Paper Structure (21 sections, 6 equations, 7 figures, 3 tables)

This paper contains 21 sections, 6 equations, 7 figures, 3 tables.

Figures (7)

  • Figure 1: Comparison of representative paradigms in vision-language-action learning. Existing approaches either entangle perception and control in end-to-end VLAs, rely on latent action embeddings without explicit semantics, or use discrete language-conditioned primitives that lack fine-grained motion grounding. Our LaDA framework bridges this gap by leveraging language as a semantic bridge to decouple and align vision, language, and action representations through soft-label contrastive learning, enabling semantically grounded and generalizable manipulation.
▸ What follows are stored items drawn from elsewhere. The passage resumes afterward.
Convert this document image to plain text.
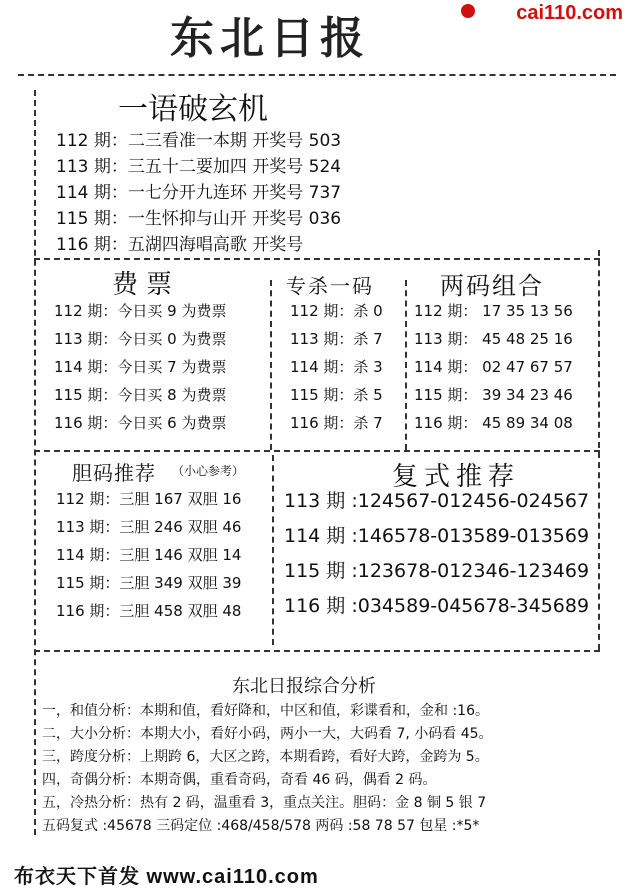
东北日报	cai110.com
一语破玄机
112 期：二三看准一本期 开奖号 503
113 期：三五十二要加四 开奖号 524
114 期：一七分开九连环 开奖号 737
115 期：一生怀抑与山开 开奖号 036
116 期：五湖四海唱高歌 开奖号
费票
112 期：今日买 9 为费票
113 期：今日买 0 为费票
114 期：今日买 7 为费票
115 期：今日买 8 为费票
116 期：今日买 6 为费票
专杀一码
112 期：杀 0
113 期：杀 7
114 期：杀 3
115 期：杀 5
116 期：杀 7
两码组合
112 期： 17 35 13 56
113 期： 45 48 25 16
114 期： 02 47 67 57
115 期： 39 34 23 46
116 期： 45 89 34 08
胆码推荐 （小心参考）
112 期：三胆 167 双胆 16
113 期：三胆 246 双胆 46
114 期：三胆 146 双胆 14
115 期：三胆 349 双胆 39
116 期：三胆 458 双胆 48
复式推荐
113 期 :124567-012456-024567
114 期 :146578-013589-013569
115 期 :123678-012346-123469
116 期 :034589-045678-345689
东北日报综合分析
一，和值分析：本期和值，看好降和，中区和值，彩谍看和，金和 :16。
二，大小分析：本期大小，看好小码，两小一大，大码看 7, 小码看 45。
三，跨度分析：上期跨 6，大区之跨，本期看跨，看好大跨，金跨为 5。
四，奇偶分析：本期奇偶，重看奇码，奇看 46 码，偶看 2 码。
五，冷热分析：热有 2 码，温重看 3，重点关注。胆码：金 8 铜 5 银 7
五码复式 :45678 三码定位 :468/458/578 两码 :58 78 57 包星 :*5*
布衣天下首发 www.cai110.com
  • Figure 2: Overview of the proposed LaDA framework. LaDA leverages language as a semantic bridge to connect high-level vision–language understanding with low-level control. It decomposes continuous 7-DoF end-effector actions into interpretable primitives—translation, rotation, and gripper control—and encodes them within a shared semantic embedding space. Semantic-guided soft-label contrastive learning aligns multimodal representations across tasks, while an adaptive weighting strategy dynamically balances imitation and contrastive objectives, enabling efficient cross-task transfer and robust generalization.
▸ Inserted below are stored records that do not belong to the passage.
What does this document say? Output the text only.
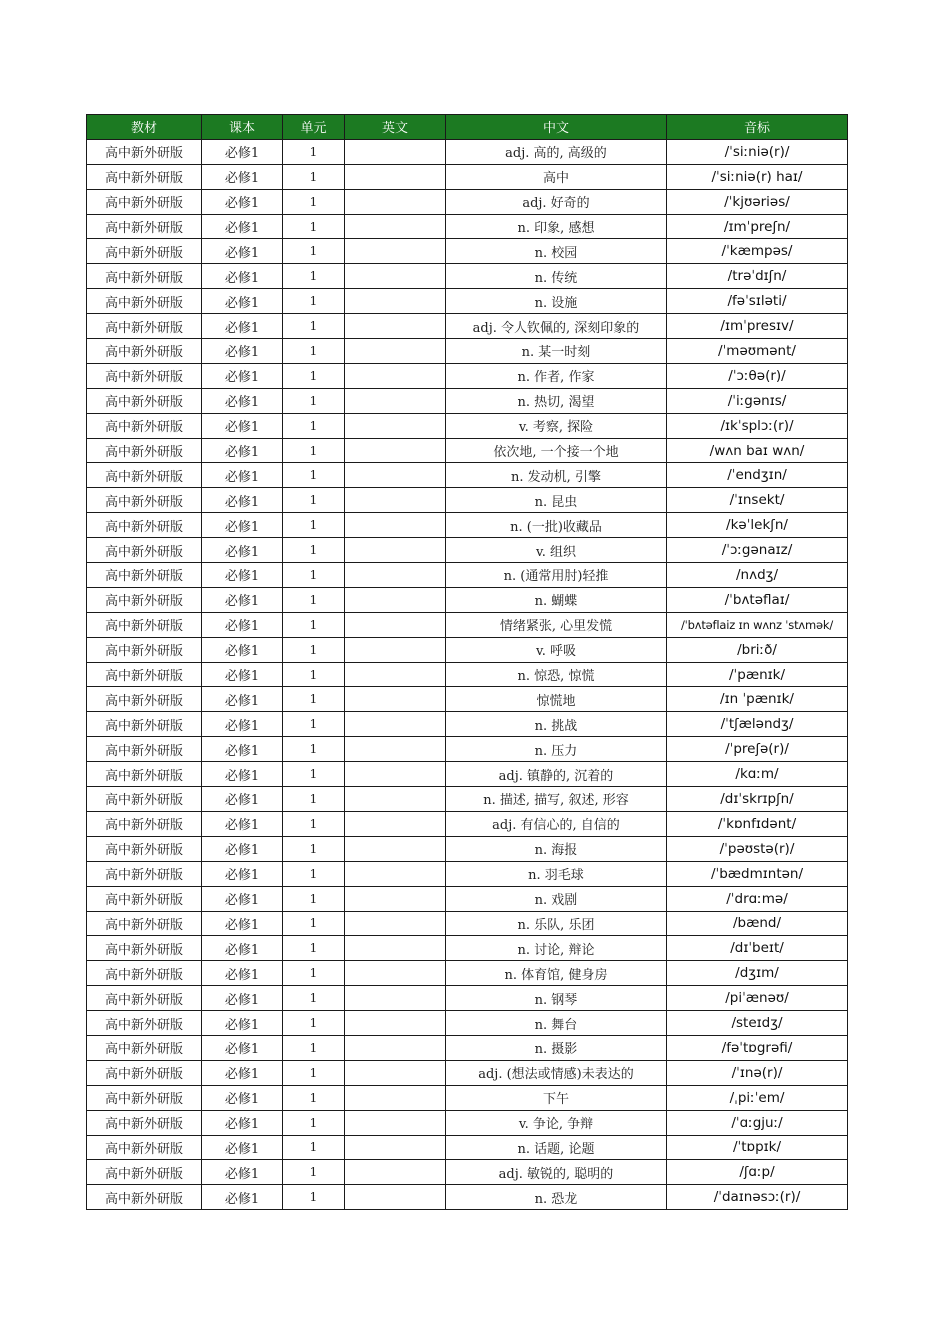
教材	课本	单元	英文	中文	音标
高中新外研版	必修1	1		adj. 高的, 高级的	/ˈsiːniə(r)/
高中新外研版	必修1	1		高中	/ˈsiːniə(r) haɪ/
高中新外研版	必修1	1		adj. 好奇的	/ˈkjʊəriəs/
高中新外研版	必修1	1		n. 印象, 感想	/ɪmˈpreʃn/
高中新外研版	必修1	1		n. 校园	/ˈkæmpəs/
高中新外研版	必修1	1		n. 传统	/trəˈdɪʃn/
高中新外研版	必修1	1		n. 设施	/fəˈsɪləti/
高中新外研版	必修1	1		adj. 令人钦佩的, 深刻印象的	/ɪmˈpresɪv/
高中新外研版	必修1	1		n. 某一时刻	/ˈməʊmənt/
高中新外研版	必修1	1		n. 作者, 作家	/ˈɔːθə(r)/
高中新外研版	必修1	1		n. 热切, 渴望	/ˈiːgənɪs/
高中新外研版	必修1	1		v. 考察, 探险	/ɪkˈsplɔː(r)/
高中新外研版	必修1	1		依次地, 一个接一个地	/wʌn baɪ wʌn/
高中新外研版	必修1	1		n. 发动机, 引擎	/ˈendʒɪn/
高中新外研版	必修1	1		n. 昆虫	/ˈɪnsekt/
高中新外研版	必修1	1		n. (一批)收藏品	/kəˈlekʃn/
高中新外研版	必修1	1		v. 组织	/ˈɔːgənaɪz/
高中新外研版	必修1	1		n. (通常用肘)轻推	/nʌdʒ/
高中新外研版	必修1	1		n. 蝴蝶	/ˈbʌtəflaɪ/
高中新外研版	必修1	1		情绪紧张, 心里发慌	/ˈbʌtəflaiz ɪn wʌnz ˈstʌmək/
高中新外研版	必修1	1		v. 呼吸	/briːð/
高中新外研版	必修1	1		n. 惊恐, 惊慌	/ˈpænɪk/
高中新外研版	必修1	1		惊慌地	/ɪn ˈpænɪk/
高中新外研版	必修1	1		n. 挑战	/ˈtʃæləndʒ/
高中新外研版	必修1	1		n. 压力	/ˈpreʃə(r)/
高中新外研版	必修1	1		adj. 镇静的, 沉着的	/kɑːm/
高中新外研版	必修1	1		n. 描述, 描写, 叙述, 形容	/dɪˈskrɪpʃn/
高中新外研版	必修1	1		adj. 有信心的, 自信的	/ˈkɒnfɪdənt/
高中新外研版	必修1	1		n. 海报	/ˈpəʊstə(r)/
高中新外研版	必修1	1		n. 羽毛球	/ˈbædmɪntən/
高中新外研版	必修1	1		n. 戏剧	/ˈdrɑːmə/
高中新外研版	必修1	1		n. 乐队, 乐团	/bænd/
高中新外研版	必修1	1		n. 讨论, 辩论	/dɪˈbeɪt/
高中新外研版	必修1	1		n. 体育馆, 健身房	/dʒɪm/
高中新外研版	必修1	1		n. 钢琴	/piˈænəʊ/
高中新外研版	必修1	1		n. 舞台	/steɪdʒ/
高中新外研版	必修1	1		n. 摄影	/fəˈtɒgrəfi/
高中新外研版	必修1	1		adj. (想法或情感)未表达的	/ˈɪnə(r)/
高中新外研版	必修1	1		下午	/ˌpiːˈem/
高中新外研版	必修1	1		v. 争论, 争辩	/ˈɑːgjuː/
高中新外研版	必修1	1		n. 话题, 论题	/ˈtɒpɪk/
高中新外研版	必修1	1		adj. 敏锐的, 聪明的	/ʃɑːp/
高中新外研版	必修1	1		n. 恐龙	/ˈdaɪnəsɔː(r)/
  • Figure 3: Example tasks from the simulation environments. (Top) Sample tasks from LIBERO benchmark liu2023libero, illustrating language-conditioned manipulation scenarios. (Bottom) Example tasks from MimicGen mandlekar2023mimicgen, demonstrating contact-rich manipulation skills
  • Figure 4: Generalization evaluation of LaDA on novel and semantically related tasks.
  • Figure 5: Comparison of average success rates on MimicGen tasks (Stack, StackThree, Threading) under single-task and multi-task training. LaDA consistently outperforms CLIP-RT, with larger gains in the multi-task setting.